The importance of the questions made me realize also, how much power we potentially have on our path, growth and success and they are a way to claim back our individuality, independence, and to develop our mastery! Thank you again for putting this in my face let`s say! How easy we forget!
I am not ready to give any elaborated feed back on the 2 questions you finished your blog with, but I can share drafts of ideas:
During the course of a performance, when does an audience become a community?
The first that came to my mind is when an audience reacts together for a certain a period of time: when the audience laugh at a joke, when the clown makes the audience clap in their hands, sing all together, when a trapezist misses his jump and falls on the net, or succeeds his jump the audience either feel sorry for the mistake or mesmerized by the success at the same time.
But, I am not sure reacting, or having similar feeling is necessarily a sign of the audience becoming a community, because there is much more chaos and differences in a contemporary community? What kind of community are we having in mind? It seems to me that community is a different concept depending the culture and the physical space where we are…
How can patience become more than a skill, but also a currency that has value in our present cultural climate?
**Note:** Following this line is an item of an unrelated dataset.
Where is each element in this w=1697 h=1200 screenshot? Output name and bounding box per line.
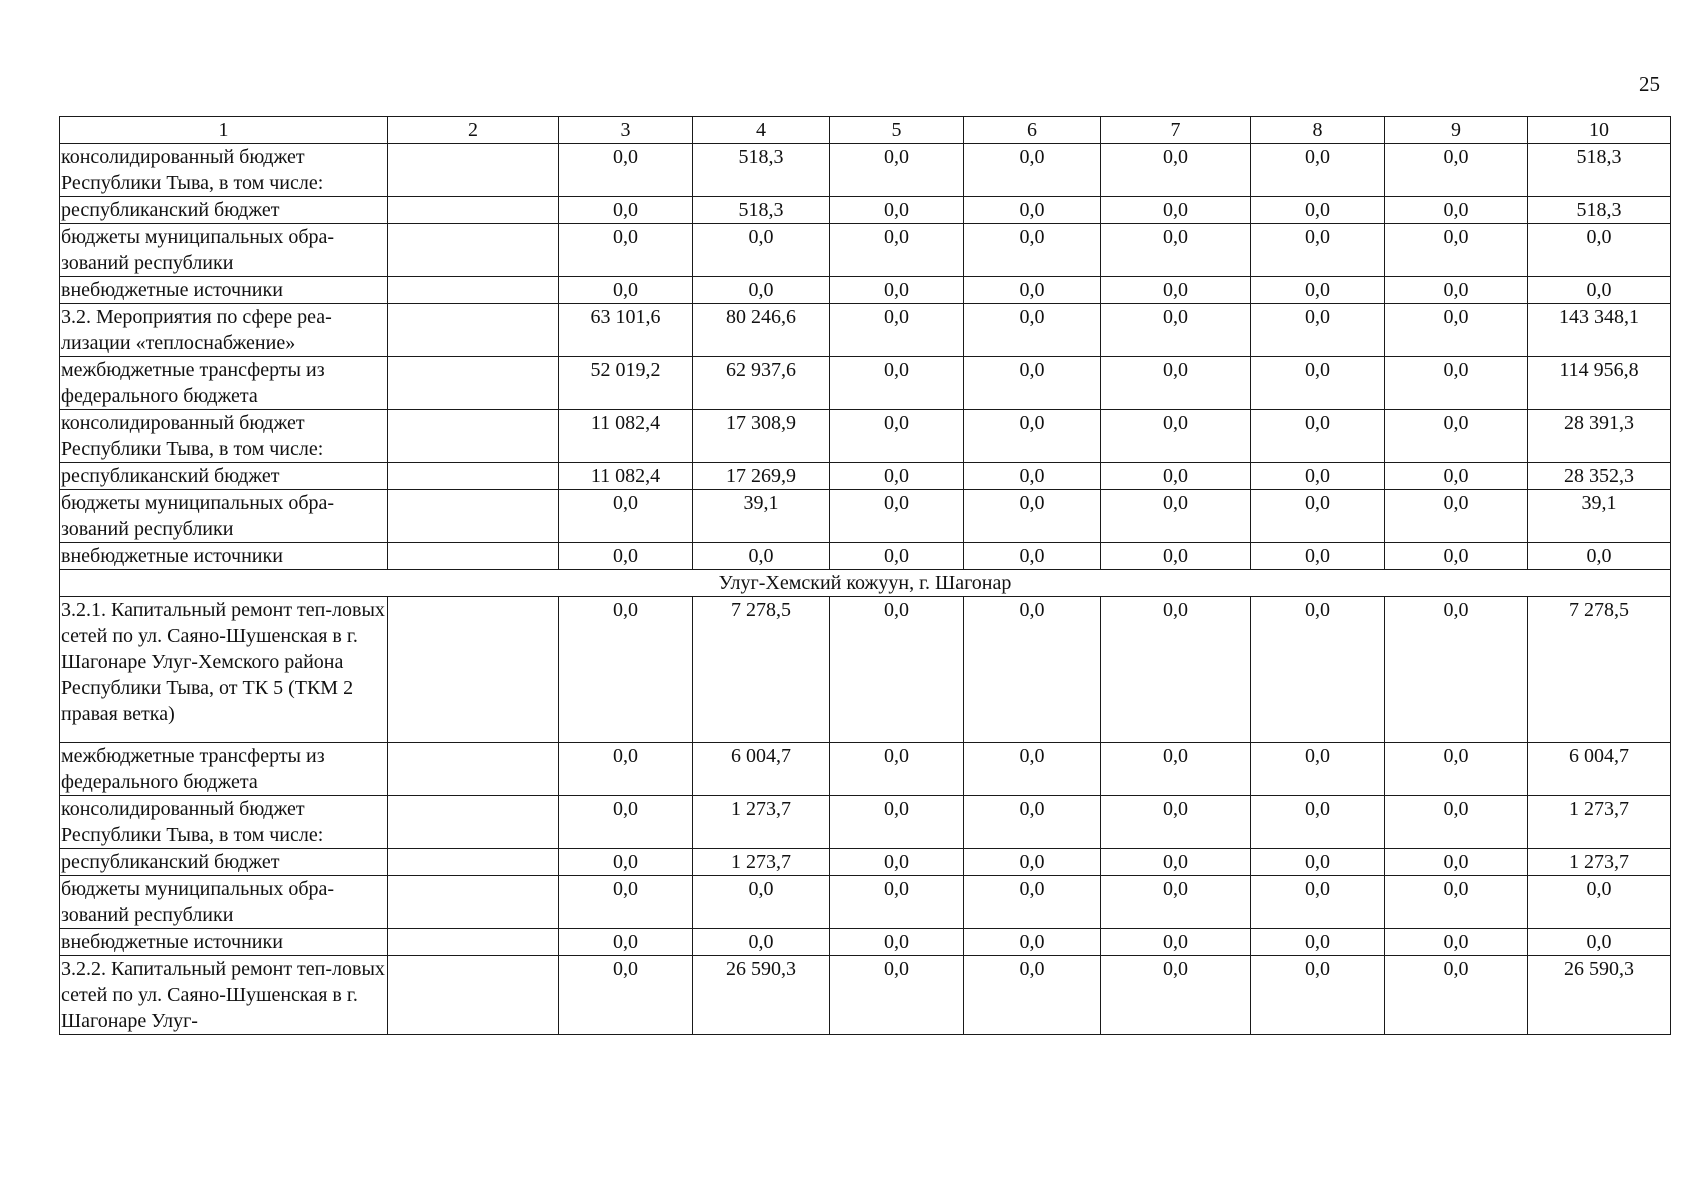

I can definitely say that it is clearly a currency in Ticino, Switzerland where I am and it is very much valued! It just start to feel better, but the change of speed from New York to Verscio, Switzerland is tremendous. People are asking me if I am late, to slow down because my speed is putting pressure on them!!!! My speed and my enthusiasm is actually not valued as it is in New York, it becomes for them something unrespectful, negative… work is definitely mixed with leisure, spending a good time together as we create something. Playing is more valued then producing on a reaction because we need to have a quick final product. It was very frustrating for me at the beginning, because it gave me the sensation of a lack of rigor, because I would think, let`s make quick decisions, so then we can work in depths and on details. I would see how much more work could be done…
A Swiss friend of mine explained to me one thing about Swiss culture. It is based on trust. People do not lock their doors here… In bigger cities, they leave the keys in their mailboxes… So, knowing that, you can basically go in almost any houses.
So, if we trust that people are doing their best and working and that the work will come together, that we trust life then we can be patient! So Swiss people are! Patience is definitely a currency here, just oneself integration and mental wellness!!!
I don`t know if all my thoughts are of any use, but if not the garbage can is always very close!
I want to finish by saying that being here, I realized how great all the company is! I had the chance to see already many performances and I can analyze artistic work much better now! I can here all your voices: Where is the conflict? What did you want to say, Is it the first time the character walks into that space etc. I realized how hard it is to be an articulated artist, how hard it is to think of all the aspects of a performance and how vulnerable we are! Even from the “big shot artists” performances, I will tell you a secret, I was not so impressed… I can see clearly now how aware you are of what a performance is and your understanding of it! It is like if you had given me a special pair of glasses that not everybody has and I start to see things that not everybody is seeing quite yet around me! So, it is a challenge to keep this awareness alive where I am right now, EXACTLY!